Eduardo Marino, diretor de Conhecimento Aplicado da Fundação Maria Cecilia Vidigal, diz que os impactos das escolas fechadas podem ser diferentes de acordo com a condição social das famílias. "Para uma criança no último ano da pré-escola, com noções de letramento e uma família letrada que a estimula, a perda deve ter sido mínima." Em situação de pobreza, o cenário muda. "Em uma família em que os pais estão em situação de muito estresse, a pandemia está gerando impacto para essas crianças, de um estresse prolongado que deixa marcas no desenvolvimento mais difíceis de recuperar."
Estudo em casa requer cuidados
- Parceria. A escola deve ser a principal parceira nessa fase. É importante buscar contato com os professores e seguir as indicações sobre os estudos dos filhos.
- Telas. Para crianças maiores, é possível usar os recursos digitais, mas eles devem ser evitados com as de 0 a 2 anos. Para as de 2 a 5 anos, o tempo deve ser limitado a 1 hora diária.
- Presença. Atividades como contar histórias, participar de jogos e brincadeiras são benéficas ao desenvolvimento de crianças.
- Rotina. Também é importante estabelecer rotinas diárias de estudo, organizar espaços nos cômodos com os materiais e, se possível, estimular a prática de atividades físicas.
- Pressão. Evite cobranças desnecessárias e entenda que as crianças também estão sob estresse e insegurança.
Tempo em casa é positivo para estreitar laços
Ao mesmo tempo em que relatam dificuldades de aprendizagem e estabelecimento de rotinas com as crianças, as famílias também dizem que o período prolongado com os pequenos em casa tem sido didático - em alguns casos, é a primeira vez em que acompanham mais de perto o trabalho realizado pela escola. Também veem a oportunidade de conhecer melhor os filhos e estreitar os laços entre a família.
"Estou acompanhando o desenvolvimento dele e aprendendo a lidar com questões que eu não tinha o domínio pleno. Pude passar por muitas coisas que eu não poderia se estivesse trabalhando", diz Amanda Torres, de 31 anos, mãe de João Victor, de 4 anos, diagnosticado com autismo. Antes da quarentena, Amanda só estava com o filho à noite.

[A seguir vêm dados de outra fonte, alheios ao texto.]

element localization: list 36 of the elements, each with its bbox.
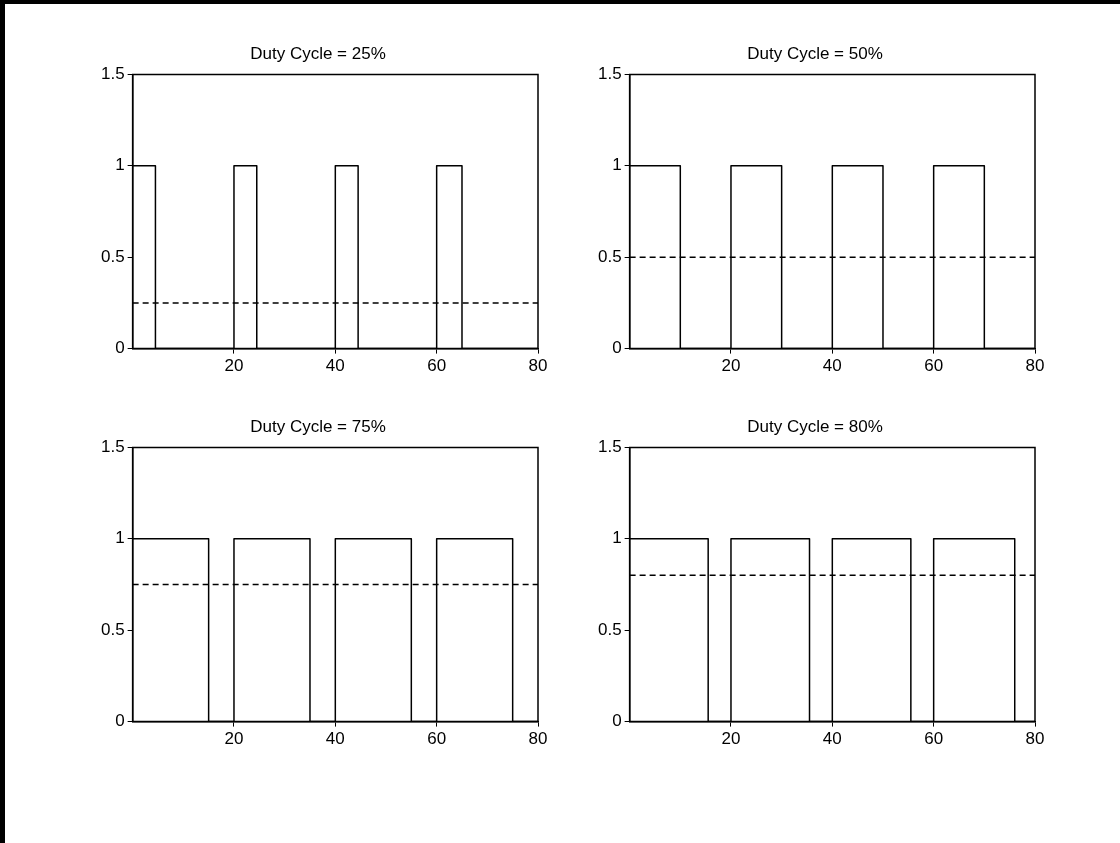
- x-tick-label: 20: [224, 356, 244, 376]
- x-tick-label: 20: [224, 729, 244, 749]
- x-tick-label: 60: [924, 356, 944, 376]
- y-tick-label: 0: [115, 338, 125, 358]
- y-tick-label: 1: [612, 528, 622, 548]
- y-tick-label: 1.5: [597, 437, 622, 457]
- y-tick-label: 1: [115, 528, 125, 548]
- y-tick-label: 0: [612, 711, 622, 731]
- x-tick-label: 40: [822, 356, 842, 376]
- y-tick-label: 0: [115, 711, 125, 731]
- x-tick-label: 60: [427, 356, 447, 376]
- x-tick-label: 80: [1025, 356, 1045, 376]
- x-tick-label: 20: [721, 729, 741, 749]
- x-tick-label: 80: [1025, 729, 1045, 749]
- y-tick-label: 1: [115, 155, 125, 175]
- y-tick-label: 0.5: [597, 246, 622, 266]
- chart-title: Duty Cycle = 25%: [250, 43, 386, 63]
- x-tick-label: 80: [528, 729, 548, 749]
- y-tick-label: 1.5: [100, 64, 125, 84]
- x-tick-label: 40: [822, 729, 842, 749]
- x-tick-label: 60: [427, 729, 447, 749]
- y-tick-label: 1.5: [597, 64, 622, 84]
- chart-title: Duty Cycle = 75%: [250, 416, 386, 436]
- y-tick-label: 0.5: [597, 619, 622, 639]
- x-tick-label: 40: [325, 356, 345, 376]
- x-tick-label: 80: [528, 356, 548, 376]
- y-tick-label: 0: [612, 338, 622, 358]
- x-tick-label: 60: [924, 729, 944, 749]
- x-tick-label: 20: [721, 356, 741, 376]
- y-tick-label: 1.5: [100, 437, 125, 457]
- chart-title: Duty Cycle = 50%: [747, 43, 883, 63]
- x-tick-label: 40: [325, 729, 345, 749]
- chart-title: Duty Cycle = 80%: [747, 416, 883, 436]
- y-tick-label: 0.5: [100, 246, 125, 266]
- y-tick-label: 1: [612, 155, 622, 175]
- y-tick-label: 0.5: [100, 619, 125, 639]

"Eu era a vilã porque o deixava na creche e o pai era o bonzinho porque o buscava." A escola onde Amanda trabalha como professora está fechada e agora é ela quem leva o menino às sessões de terapia e o coloca na cama para dormir. Em casa, tenta fazer brincadeiras com as letras - que João Victor está aprendendo a reconhecer - e atividades com cola colorida.
"É bom ver como a professora interage com minha filha, é bom presenciar o esforço da professora, o comportamento dos coleguinhas e até dela como aluna", diz Débora Seiryu, de 39 anos, mãe de Letícia, de 8 anos. "O professor deveria ganhar milhões", diz a farmacêutica Flávia Pilon, de 44 anos, que reconhece ter pouca habilidade e paciência para ensinar a filha Clara, de 6 anos.
Para Luiz Miguel Martins Garcia, presidente da União Nacional dos Dirigentes Municipais de Educação, um bom legado pode ser o vínculo das escolas com a família. "Se mantivermos proximidade maior com a família e parceria para avançar no que se trabalha na escola, a qualidade do estudo em casa será maior."